Miss Manners hopes this clears up the immediate problem, or befogs it enough so that you will resolve to pretend you didn't hear the crashing of lids that announces the Christmas season. But she is aware that it does nothing to solve the deeper, cultural problem.

That is that Americans have never been happy with the idea of having servants. As idealists, we reject the notion of having other people subservient to us (especially when we can't afford them). The term "help" is an early American euphemism invented to pretend that those citizens of a democracy who are waiting on their fellow citizens hand and foot are only assisting out of altruism.

There is something very attractive, if unrealistic, in this notion. Miss Manners knows truly devoted patriots who can't bring themselves to put the Do Not Disturb sign on their hotel room doors for fear that the chambermaid will get the impression that she is unwanted.

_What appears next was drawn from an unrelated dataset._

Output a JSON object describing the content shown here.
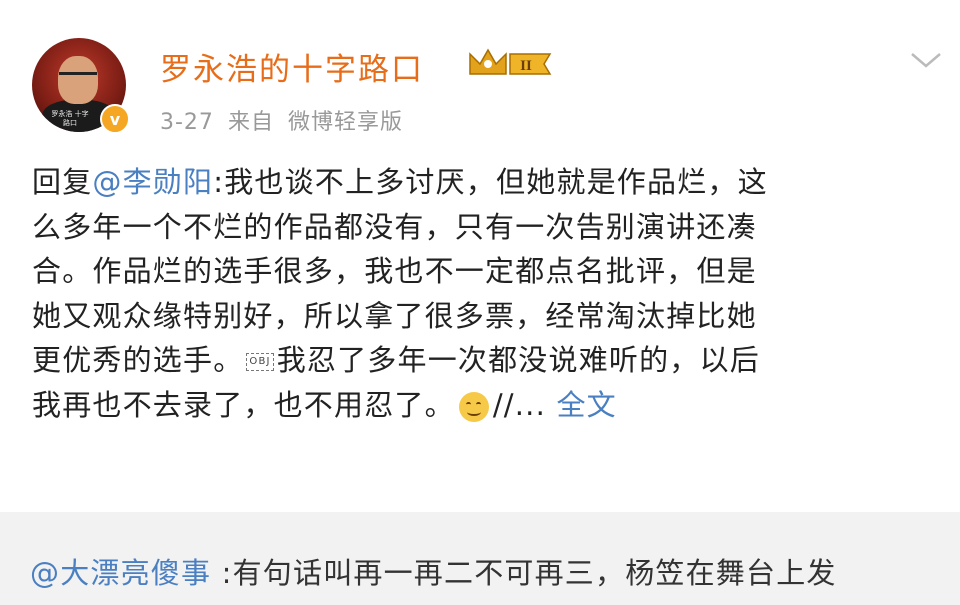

Nevertheless, the fiction leaves a lot of people looking silly. Which is sillier, the surly chap on the front porch pretending that he depends on your generosity for his welfare, or the embarrassed householder who suspects blackmail and fears retaliation, it is hard to say.Q.

My husband and I are part of an active circle of friends, and periodically have dinner at a friend's house, or have them here.

In recent years, I have noticed a marked increase in day-after phone calls, of the "Thank you very much, it was a lovely evening" variety. I had thought the bottle of wine or flowers one sometimes brought and the thank-yous on the way out the door were sufficient.

I don't like making or receiving such non-task-oriented calls. I have more than enough conversations in my life.

Am I remiss in not making such thank-you calls? When did that custom start? Under what circumstances is it appropriate or necessary? A.

Now just a minute here. It is Miss Manners who has worked to revive the custom of thanking one's dinner hosts, and she will thank you not to sabotage her work.

However, it is true that your friends have gotten one detail wrong, and therefore caused your annoyance. (Nevertheless, Miss Manners finds your reaction churlish. If you have too much conversation in your life, why give dinner parties?)

Miss Manners told everyone to write their thanks. Two lines ("What a wonderful evening. Thank you for including us.") take less of their time than a telephone call, and less of yours. If you're still feeling put upon, you can throw them away without reading them.